An accessible, intriguing academic study tracking the building of the “wall in the head” between East and West Germany long before the actual construction in1961.
Sheffer (History/Stanford Univ.) traces the demarcation between two adjacent towns in the middle of greater Germany, Sonneberg and Neustadt, connected by a naturally created road called Burned Bridge. Each became its own frontier and border town after the political delineations of World War II, largely through habit and ingrained mindset rather than physical restrictions. While the two German towns had always maintained their own personalities and friendly competition in the toy-making industry, after World War II, as per the zonal boundaries established by the victors, Sonneberg was incorporated into the Soviet zone, and Neustadt into the American.

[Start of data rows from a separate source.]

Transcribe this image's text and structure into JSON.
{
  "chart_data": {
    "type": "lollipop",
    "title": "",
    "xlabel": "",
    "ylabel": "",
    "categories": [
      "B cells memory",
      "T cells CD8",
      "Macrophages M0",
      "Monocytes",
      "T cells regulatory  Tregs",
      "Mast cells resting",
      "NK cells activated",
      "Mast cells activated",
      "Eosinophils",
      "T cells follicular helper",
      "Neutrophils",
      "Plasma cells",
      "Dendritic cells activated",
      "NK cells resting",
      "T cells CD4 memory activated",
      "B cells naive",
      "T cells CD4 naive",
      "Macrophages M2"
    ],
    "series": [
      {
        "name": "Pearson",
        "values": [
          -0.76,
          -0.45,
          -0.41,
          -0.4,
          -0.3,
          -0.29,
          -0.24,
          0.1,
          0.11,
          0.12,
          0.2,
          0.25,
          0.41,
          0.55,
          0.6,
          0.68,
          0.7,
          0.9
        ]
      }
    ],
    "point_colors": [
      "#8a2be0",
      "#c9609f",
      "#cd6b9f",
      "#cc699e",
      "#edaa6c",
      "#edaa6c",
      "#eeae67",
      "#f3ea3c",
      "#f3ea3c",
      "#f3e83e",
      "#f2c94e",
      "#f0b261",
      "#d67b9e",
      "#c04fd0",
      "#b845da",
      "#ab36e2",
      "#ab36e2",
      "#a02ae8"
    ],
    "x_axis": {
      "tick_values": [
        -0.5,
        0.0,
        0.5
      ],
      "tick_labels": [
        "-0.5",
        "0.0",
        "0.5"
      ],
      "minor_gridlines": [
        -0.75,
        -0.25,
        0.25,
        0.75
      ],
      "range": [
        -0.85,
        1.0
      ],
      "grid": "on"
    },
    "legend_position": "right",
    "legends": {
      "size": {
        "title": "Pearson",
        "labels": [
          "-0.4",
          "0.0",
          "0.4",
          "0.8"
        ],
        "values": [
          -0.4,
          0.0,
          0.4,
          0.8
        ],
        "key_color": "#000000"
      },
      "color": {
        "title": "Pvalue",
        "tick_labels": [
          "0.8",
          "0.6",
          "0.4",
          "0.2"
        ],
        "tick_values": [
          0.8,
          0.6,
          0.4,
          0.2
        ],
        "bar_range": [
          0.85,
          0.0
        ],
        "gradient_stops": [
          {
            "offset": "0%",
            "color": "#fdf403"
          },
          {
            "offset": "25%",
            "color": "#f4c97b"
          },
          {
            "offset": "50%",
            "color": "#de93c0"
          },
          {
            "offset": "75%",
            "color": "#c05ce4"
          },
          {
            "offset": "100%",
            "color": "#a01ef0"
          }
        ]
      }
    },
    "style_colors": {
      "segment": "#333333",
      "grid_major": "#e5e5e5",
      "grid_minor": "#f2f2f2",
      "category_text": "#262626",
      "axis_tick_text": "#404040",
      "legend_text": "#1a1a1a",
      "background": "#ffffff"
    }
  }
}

While the road of Burned Bridge had once served as the connection between the two, it now designated the “symbol of severance.” Gradually, two separate, mutually hostile societies grew within the respective towns, one dominated by the socialist political system, characterized by a tightly controlled economy and a censored, restricted society, the other offering democratic elections, a free market, abundant goods and services and free movement of citizens. While the border had been fairly porous immediately after the war, a growing black market and influx of refugees moving West exacerbated the tension, and both sides recognized the need for tighter controls. Through abundantly documented evidence, in the form of tidbits of small, daily social fabric delineating the ways the towns’ inhabitants assimilated this partition, Sheffer reveals how an uneasy postwar society created its own “living wall.” Especially chilling is the role of the Stasi—the East German Ministry for State Security—in the inculcation of neighbor spy watching and cross-border surveillance.
A methodical study of one model experiment through which the entire mindset of the Iron Curtain can be viewed.